In The Long Good Friday, Harold Shand takes a group of businessman on a luxury yacht over the Thames to entice them to invest in his scheme to develop the run down Docklands area. With Tower Bridge looming behind him, Shand holds his audience’s reluctant gaze and starts to speak. ‘Ladies and gentlemen. I’m not a politician; I’m a businessman with a sense of history. I’m also a Londoner. Our country is not an island anymore. We’re a leading European state. I believe this is a decade where London will become Europe’s capital. Having cleared away the outdated, we’ve got mile after mile, acre after acre of land for our prosperity.
‘No other city has got right in its centre such an opportunity for profitable progress, so it’s important the right people mastermind the new London.’
Twenty-five years later and The List is granted an audience with The Long Good Friday director John Mackenzie on the same boat ride that Shand took.
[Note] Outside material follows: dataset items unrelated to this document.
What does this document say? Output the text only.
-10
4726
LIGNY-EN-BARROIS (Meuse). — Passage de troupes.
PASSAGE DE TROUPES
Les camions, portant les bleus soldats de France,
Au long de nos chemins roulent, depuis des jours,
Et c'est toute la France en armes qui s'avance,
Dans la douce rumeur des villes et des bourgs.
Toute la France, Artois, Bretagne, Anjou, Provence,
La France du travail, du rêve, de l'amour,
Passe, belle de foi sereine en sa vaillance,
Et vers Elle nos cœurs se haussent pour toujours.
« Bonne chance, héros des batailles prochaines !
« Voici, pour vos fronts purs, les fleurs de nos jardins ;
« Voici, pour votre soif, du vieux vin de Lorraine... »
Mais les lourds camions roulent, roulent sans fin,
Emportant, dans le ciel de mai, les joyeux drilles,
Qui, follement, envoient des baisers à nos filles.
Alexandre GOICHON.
His words ended up being extremely prophetic, where once the London docks were desolation, now stands skyscrapers, luxury houses and renovated warehouses.
‘We actually made the film before Thatcher came to power but there was a feeling in the air. A really strong feeling. It was like “We want to make money man”,’ laughs Mackenzie.
‘In a strange way, I sort of liked Harold’s idea about the Docklands because it was a devastating area. This used to be a thriving port and it finally seemed that people were going to do something about it. Even if there was crookery and a lot of people were going to be cheated. It was just the fact that there was going to be an energy about the place.’
Does he hold the same belief for his native city Glasgow? “I have heard that there are going to be big changes on the harbour side area. It’s inevitable really. It’s a great city in its own right but it needs to keep up with today. It’s inevitable that the quayside was going to change. I think we live in a different time where change is not seen as a bad thing. The miner’s strike and things like that are gone. We live in an entrepreneurial society where as long as people get work they are happy.’
The Long Good Friday may be a compelling time capsule of Britain in the late 70s/early 80s, a time when the IRA plagued the capital and Thatcher’s reign was in it’s terrible infancy but its dialogue still crackles with a prescient wry observation and lashings of irony. Mackenzie agrees: ‘There is religion, corruption, politics and terrorism all in there. It was mainly the terrorist one though that I like. It’s an intriguing one. How can you fight a war against terrorists. We’re still asking that. We talked to the IRA in the end and we’ll have to talk to today’s terrorists as well.’
The Long Good Friday 25th Anniversary Edition is released Mon 18 Sep.